Die Redezeit ist aber schon rum.
(Lachen bei Abgeordneten der AfD – Thorsten Frei [CDU/CSU]: Das ist auch gut so!)
Das müssen Sie jetzt kurz machen.
Meine Damen und Herren, ich bedanke mich bei allen, die es mir ermöglicht haben, 17 Jahre lang als Abgeordneter fungiert zu haben und dieses Land ein kleines Stück besser zu machen: bei allen Mitarbeitern in der Verwaltung, bei den Wählerinnen und Wählern, bei allen Mitarbeitern meiner Fraktion.
Vielen Dank.
(Beifall bei der FDP sowie bei Abgeordneten der SPD und des BÜNDNISSES 90/DIE GRÜNEN)

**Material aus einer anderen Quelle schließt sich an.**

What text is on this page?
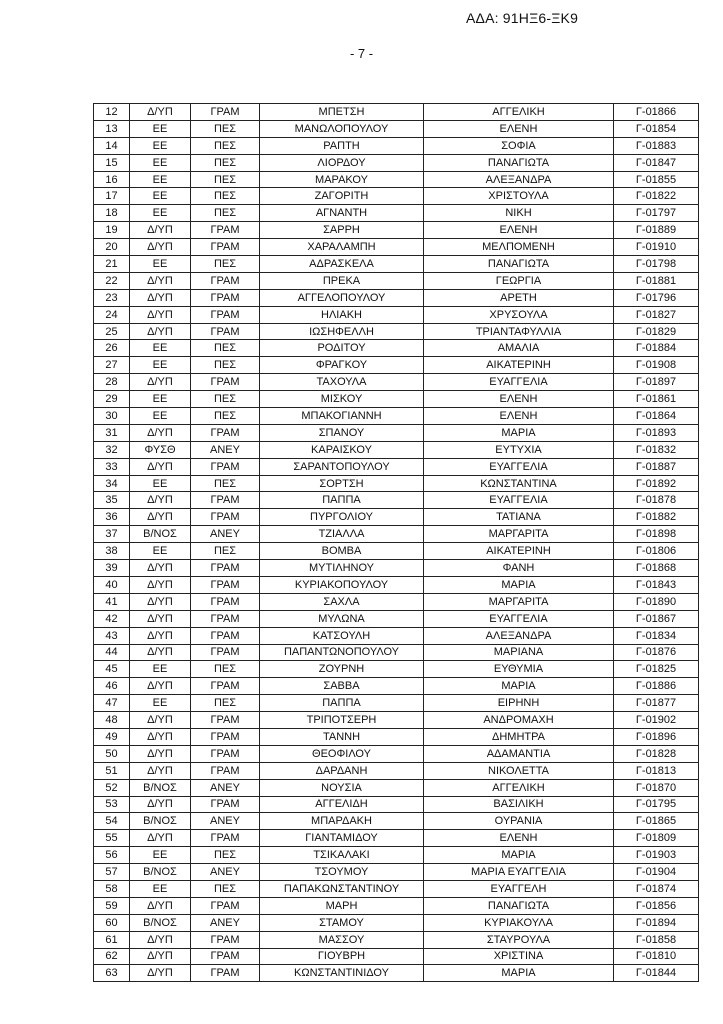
ΑΔΑ: 91ΗΞ6-ΞΚ9
- 7 -
12	Δ/ΥΠ	ΓΡΑΜ	ΜΠΕΤΣΗ	ΑΓΓΕΛΙΚΗ	Γ-01866
13	ΕΕ	ΠΕΣ	ΜΑΝΩΛΟΠΟΥΛΟΥ	ΕΛΕΝΗ	Γ-01854
14	ΕΕ	ΠΕΣ	ΡΑΠΤΗ	ΣΟΦΙΑ	Γ-01883
15	ΕΕ	ΠΕΣ	ΛΙΟΡΔΟΥ	ΠΑΝΑΓΙΩΤΑ	Γ-01847
16	ΕΕ	ΠΕΣ	ΜΑΡΑΚΟΥ	ΑΛΕΞΑΝΔΡΑ	Γ-01855
17	ΕΕ	ΠΕΣ	ΖΑΓΟΡΙΤΗ	ΧΡΙΣΤΟΥΛΑ	Γ-01822
18	ΕΕ	ΠΕΣ	ΑΓΝΑΝΤΗ	ΝΙΚΗ	Γ-01797
19	Δ/ΥΠ	ΓΡΑΜ	ΣΑΡΡΗ	ΕΛΕΝΗ	Γ-01889
20	Δ/ΥΠ	ΓΡΑΜ	ΧΑΡΑΛΑΜΠΗ	ΜΕΛΠΟΜΕΝΗ	Γ-01910
21	ΕΕ	ΠΕΣ	ΑΔΡΑΣΚΕΛΑ	ΠΑΝΑΓΙΩΤΑ	Γ-01798
22	Δ/ΥΠ	ΓΡΑΜ	ΠΡΕΚΑ	ΓΕΩΡΓΙΑ	Γ-01881
23	Δ/ΥΠ	ΓΡΑΜ	ΑΓΓΕΛΟΠΟΥΛΟΥ	ΑΡΕΤΗ	Γ-01796
24	Δ/ΥΠ	ΓΡΑΜ	ΗΛΙΑΚΗ	ΧΡΥΣΟΥΛΑ	Γ-01827
25	Δ/ΥΠ	ΓΡΑΜ	ΙΩΣΗΦΕΛΛΗ	ΤΡΙΑΝΤΑΦΥΛΛΙΑ	Γ-01829
26	ΕΕ	ΠΕΣ	ΡΟΔΙΤΟΥ	ΑΜΑΛΙΑ	Γ-01884
27	ΕΕ	ΠΕΣ	ΦΡΑΓΚΟΥ	ΑΙΚΑΤΕΡΙΝΗ	Γ-01908
28	Δ/ΥΠ	ΓΡΑΜ	ΤΑΧΟΥΛΑ	ΕΥΑΓΓΕΛΙΑ	Γ-01897
29	ΕΕ	ΠΕΣ	ΜΙΣΚΟΥ	ΕΛΕΝΗ	Γ-01861
30	ΕΕ	ΠΕΣ	ΜΠΑΚΟΓΙΑΝΝΗ	ΕΛΕΝΗ	Γ-01864
31	Δ/ΥΠ	ΓΡΑΜ	ΣΠΑΝΟΥ	ΜΑΡΙΑ	Γ-01893
32	ΦΥΣΘ	ΑΝΕΥ	ΚΑΡΑΙΣΚΟΥ	ΕΥΤΥΧΙΑ	Γ-01832
33	Δ/ΥΠ	ΓΡΑΜ	ΣΑΡΑΝΤΟΠΟΥΛΟΥ	ΕΥΑΓΓΕΛΙΑ	Γ-01887
34	ΕΕ	ΠΕΣ	ΣΟΡΤΣΗ	ΚΩΝΣΤΑΝΤΙΝΑ	Γ-01892
35	Δ/ΥΠ	ΓΡΑΜ	ΠΑΠΠΑ	ΕΥΑΓΓΕΛΙΑ	Γ-01878
36	Δ/ΥΠ	ΓΡΑΜ	ΠΥΡΓΟΛΙΟΥ	ΤΑΤΙΑΝΑ	Γ-01882
37	Β/ΝΟΣ	ΑΝΕΥ	ΤΖΙΑΛΛΑ	ΜΑΡΓΑΡΙΤΑ	Γ-01898
38	ΕΕ	ΠΕΣ	ΒΟΜΒΑ	ΑΙΚΑΤΕΡΙΝΗ	Γ-01806
39	Δ/ΥΠ	ΓΡΑΜ	ΜΥΤΙΛΗΝΟΥ	ΦΑΝΗ	Γ-01868
40	Δ/ΥΠ	ΓΡΑΜ	ΚΥΡΙΑΚΟΠΟΥΛΟΥ	ΜΑΡΙΑ	Γ-01843
41	Δ/ΥΠ	ΓΡΑΜ	ΣΑΧΛΑ	ΜΑΡΓΑΡΙΤΑ	Γ-01890
42	Δ/ΥΠ	ΓΡΑΜ	ΜΥΛΩΝΑ	ΕΥΑΓΓΕΛΙΑ	Γ-01867
43	Δ/ΥΠ	ΓΡΑΜ	ΚΑΤΣΟΥΛΗ	ΑΛΕΞΑΝΔΡΑ	Γ-01834
44	Δ/ΥΠ	ΓΡΑΜ	ΠΑΠΑΝΤΩΝΟΠΟΥΛΟΥ	ΜΑΡΙΑΝΑ	Γ-01876
45	ΕΕ	ΠΕΣ	ΖΟΥΡΝΗ	ΕΥΘΥΜΙΑ	Γ-01825
46	Δ/ΥΠ	ΓΡΑΜ	ΣΑΒΒΑ	ΜΑΡΙΑ	Γ-01886
47	ΕΕ	ΠΕΣ	ΠΑΠΠΑ	ΕΙΡΗΝΗ	Γ-01877
48	Δ/ΥΠ	ΓΡΑΜ	ΤΡΙΠΟΤΣΕΡΗ	ΑΝΔΡΟΜΑΧΗ	Γ-01902
49	Δ/ΥΠ	ΓΡΑΜ	ΤΑΝΝΗ	ΔΗΜΗΤΡΑ	Γ-01896
50	Δ/ΥΠ	ΓΡΑΜ	ΘΕΟΦΙΛΟΥ	ΑΔΑΜΑΝΤΙΑ	Γ-01828
51	Δ/ΥΠ	ΓΡΑΜ	ΔΑΡΔΑΝΗ	ΝΙΚΟΛΕΤΤΑ	Γ-01813
52	Β/ΝΟΣ	ΑΝΕΥ	ΝΟΥΣΙΑ	ΑΓΓΕΛΙΚΗ	Γ-01870
53	Δ/ΥΠ	ΓΡΑΜ	ΑΓΓΕΛΙΔΗ	ΒΑΣΙΛΙΚΗ	Γ-01795
54	Β/ΝΟΣ	ΑΝΕΥ	ΜΠΑΡΔΑΚΗ	ΟΥΡΑΝΙΑ	Γ-01865
55	Δ/ΥΠ	ΓΡΑΜ	ΓΙΑΝΤΑΜΙΔΟΥ	ΕΛΕΝΗ	Γ-01809
56	ΕΕ	ΠΕΣ	ΤΣΙΚΑΛΑΚΙ	ΜΑΡΙΑ	Γ-01903
57	Β/ΝΟΣ	ΑΝΕΥ	ΤΣΟΥΜΟΥ	ΜΑΡΙΑ ΕΥΑΓΓΕΛΙΑ	Γ-01904
58	ΕΕ	ΠΕΣ	ΠΑΠΑΚΩΝΣΤΑΝΤΙΝΟΥ	ΕΥΑΓΓΕΛΗ	Γ-01874
59	Δ/ΥΠ	ΓΡΑΜ	ΜΑΡΗ	ΠΑΝΑΓΙΩΤΑ	Γ-01856
60	Β/ΝΟΣ	ΑΝΕΥ	ΣΤΑΜΟΥ	ΚΥΡΙΑΚΟΥΛΑ	Γ-01894
61	Δ/ΥΠ	ΓΡΑΜ	ΜΑΣΣΟΥ	ΣΤΑΥΡΟΥΛΑ	Γ-01858
62	Δ/ΥΠ	ΓΡΑΜ	ΓΙΟΥΒΡΗ	ΧΡΙΣΤΙΝΑ	Γ-01810
63	Δ/ΥΠ	ΓΡΑΜ	ΚΩΝΣΤΑΝΤΙΝΙΔΟΥ	ΜΑΡΙΑ	Γ-01844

Herr Lenders, auch Ihnen wünsche ich für die abgeordnetenfreie Zeit, die Sie gerade angekündigt haben, alles Gute.
(Beifall)
Als Nächste hat das Wort für die Fraktion Bündnis 90/Die Grünen Canan Bayram.
(Beifall beim BÜNDNIS 90/DIE GRÜNEN sowie bei Abgeordneten der SPD)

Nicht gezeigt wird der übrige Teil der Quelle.